Ana Maria Alvarez
Ana Maria Alvarez is a Los Angeles-based choreographer, dancer, educator, and organizer whose work traverses the worlds of social dance, political activism, community organizing, and art-making. Her work is deeply inspired by her upbringing as a Cuban American raised primarily in the Southeastern United States by two labor union organizers and educators. She’s had the privilege of studying and shaping her movement palate with master artists such as Katherine Dunham, Idalberto Bandera Sidó (Ballet Folklórico Cutumba), Jawole Willa Jo Zollar (Urban Bush Women), Ann Cooper Albright, Julio Jean, and Dr. Eleanor Gwynn. She’s also traveled extensively throughout South America and the Caribbean to study, practice, and perform Tango and Afro-Cuban movement practices (specifically Timba, Rueda de Casino, Rumba, Comparsa and Gaga).
She received a Bachelor of Arts in Dance and Politics from Oberlin College and a Master of Fine Arts in Choreography from UCLA’s Department of World Arts and Cultures.
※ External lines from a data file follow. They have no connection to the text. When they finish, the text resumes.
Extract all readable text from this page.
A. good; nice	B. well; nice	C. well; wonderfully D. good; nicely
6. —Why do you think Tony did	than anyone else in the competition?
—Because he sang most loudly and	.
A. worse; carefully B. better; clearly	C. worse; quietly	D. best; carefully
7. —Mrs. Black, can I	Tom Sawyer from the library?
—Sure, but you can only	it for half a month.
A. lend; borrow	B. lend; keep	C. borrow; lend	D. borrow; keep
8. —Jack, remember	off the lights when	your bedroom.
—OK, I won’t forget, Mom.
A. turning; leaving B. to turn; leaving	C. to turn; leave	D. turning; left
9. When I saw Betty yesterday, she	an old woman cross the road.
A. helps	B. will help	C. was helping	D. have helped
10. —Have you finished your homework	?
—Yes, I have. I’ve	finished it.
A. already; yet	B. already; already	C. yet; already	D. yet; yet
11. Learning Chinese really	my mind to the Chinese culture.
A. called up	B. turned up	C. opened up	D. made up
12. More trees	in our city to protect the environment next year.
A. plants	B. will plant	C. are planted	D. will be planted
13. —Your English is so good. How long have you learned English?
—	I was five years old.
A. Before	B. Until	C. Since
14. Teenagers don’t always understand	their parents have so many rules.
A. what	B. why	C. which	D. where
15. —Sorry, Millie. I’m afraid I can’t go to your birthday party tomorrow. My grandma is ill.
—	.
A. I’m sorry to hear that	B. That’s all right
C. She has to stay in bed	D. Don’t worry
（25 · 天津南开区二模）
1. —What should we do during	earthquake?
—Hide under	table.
Her thesis work, which explored “Latin Dance” (specifically Salsa) as a way to express social resistance within the US immigration battle, became the impetus for founding CONTRA-TIEMPO. In 2005, she founded CONTRA-TIEMPO Urban Latin Dance Theater to be a space where she could take on big social ideas on the concert stage, centering social dance forms and narratives of the African and Latin diasporas.